Thanks to Len for suggesting our Baby Name of the Day.
SWANS in LEGEND & MYTH
Swans – the birds – are known for being drop-dead gorgeous.
They’re the supermodel diva of the avian world. Ducks are their cousins, but while ducks are approachable, mostly harmless little creatures – think Daffy or Donald – swans are more forbidding.
They feature in myths and legends aplenty:
The mute swan, found in Europe and Asia, is one of the oldest birds on record. Operas like Lohengrin and Parsifal are swan-centric. The Ugly Duckling turns into a swan. In many a story, the swan is mute only until death – at which time, he belts out an achingly gorgeous swan song.
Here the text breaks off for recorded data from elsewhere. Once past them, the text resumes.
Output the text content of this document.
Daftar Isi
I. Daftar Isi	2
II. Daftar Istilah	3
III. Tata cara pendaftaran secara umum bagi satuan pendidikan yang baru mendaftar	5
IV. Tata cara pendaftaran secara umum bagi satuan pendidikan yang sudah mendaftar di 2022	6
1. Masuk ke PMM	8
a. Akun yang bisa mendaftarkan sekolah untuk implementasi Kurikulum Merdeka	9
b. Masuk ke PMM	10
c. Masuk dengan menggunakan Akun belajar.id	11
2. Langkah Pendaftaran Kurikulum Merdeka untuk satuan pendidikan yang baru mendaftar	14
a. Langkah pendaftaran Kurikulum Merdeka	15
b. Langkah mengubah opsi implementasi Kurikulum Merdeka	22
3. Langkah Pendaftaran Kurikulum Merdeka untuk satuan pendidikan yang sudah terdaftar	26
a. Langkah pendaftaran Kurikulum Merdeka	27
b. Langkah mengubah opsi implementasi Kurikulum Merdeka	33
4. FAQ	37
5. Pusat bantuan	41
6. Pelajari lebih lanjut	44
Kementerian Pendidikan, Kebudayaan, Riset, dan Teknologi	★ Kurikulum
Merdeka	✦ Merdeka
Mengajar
Tchaikovsky’s ballet Swan Lake is based on a mix of Russian and German folk tales. It was first performed in 1877 – when it flopped. Since then, it’s become one of the best-known and most-performed ballets of all-time.
In Greek myth, the beautiful Helen of Troy was fathered by Zeus in the form of a swan. They’re also sacred to the god Apollo, sometimes depicted pulling his chariot.
The Children of Lir is an Irish legend about a wicked stepmother who turns her husband’s children into the birds until the curse is broken.
They’re important in Hinduism, and St. Hugh of Lincoln is said to have kept a pet swan.
Then there are swan maidens – a young woman who can take on the form of a swan, possibly thanks to a curse – in European folk legend. They’re also mixed up with the idea of prophecy. “It swans me” is an archaic way of saying “I have a feeling.”
It’s also possible to “swan about.” It might mean moving in a dramatic, exaggerated fashion. Or it can suggest wandering aimlessly.
The more familiar phrase, though, is likely “swan song.” It signifies a final performance. And that takes us all the way back to those mute swans who, legend has it, sing only at death.
Black swans are associated with something rare. (Though they’re native to Australia, where they’re perfectly common.)
A 1942 novel called The Black Swan was about a swashbuckling pirate.
Then there’s the 2010 movie, the one about Swan Lake, with the good and virtuous ballerina who falls apart, caught in the roles of Odile and Odette. Natalie Portman won an Oscar for her work.
SVAN and SWAN
The baby name Swan might be rare in English, but it’s a familiar name element in Old Norse: svan.
Svanur and Svana might be familiar.
There’s also Swanhilde, an older Germanic name.
It’s a character name in the ballet Coppelia – though that story centers on a doll. The historical record gives us women by the name, too, a mix of aristocrats and women religious.
The baby name Swan might be rare today, but that wasn’t always the case.
SURNAME NAME SWAN
In some cases, those given names led to the use of the surname Swan.
Or maybe someone thought to be swan-like in some fashion would adopt the surname.
Lastly, if you lived near a house with the sign of the elegant bird, that’s a possible way to get the name, too.
BELLA and ELIZABETH
Speaking of the surname, chances are you can think of two fictional women from recent decades who answer to Swan.
First, there’s Bella from Twilight.
The baby name Isabella was well-established when Stephenie Meyer penned her YA winning tale of young (vampire) love. But Bella Swan’s maiden name never quite caught on.
Then there’s Elizabeth Swann, the daring governor’s daughter in Pirates of the Caribbean. She goes from being a rebellious young woman to a capable – and sometimes ruthless – pirate king. But she also marries Will Turner early in the series, dropping her stylish surname.
Long before we met any of the characters from these fictional worlds, the French author Marcel Proust borrowed Swann for a character.
Proust’s masterwork, In Search of Lost Time (or Remembrance of Things Past) consists of seven volumes. The first is titled Swann’s Way.
It makes a case for the use of the baby name Swan.
Proust introduces us to Charles Swann, and we later meet his family. The name Odette – equally swan-centric – also appears in the story.
Here’s where it gets interesting: Swann, inspired by the character, has seen some use for both girls and boys in France. In fact, it was given to 400 boys in France in 2020.
How did a nineteenth century classic inspired a twenty-first century choice? Credit might go to 1984 film Un amour de Swann, based on the first volume of Proust’s tale.
Or perhaps a handful of notables were named for the movie, and they’ve taken the baby name Swann more mainstream.
Young actor Swann Nambotin is one; others are heard in France, too. The French-speaking world gives us female Swanns as well, like swimmer Swann Oberson, who represented Switzerland in the 2008 and 2012 Olympics.
In the US, we’d probably perceive the baby name Swan – or Swann – as feminine, thanks to our love of Robin and Wren and Raven.
But there’s a strong case for considering Swann – and Swan – masculine, thanks to the French-speaking parents’ experience.
In the US, however, fewer than five girls or boys received the baby name Swan in 2020. Double the N, and it’s even rarer.
What do you think of the baby name Swan?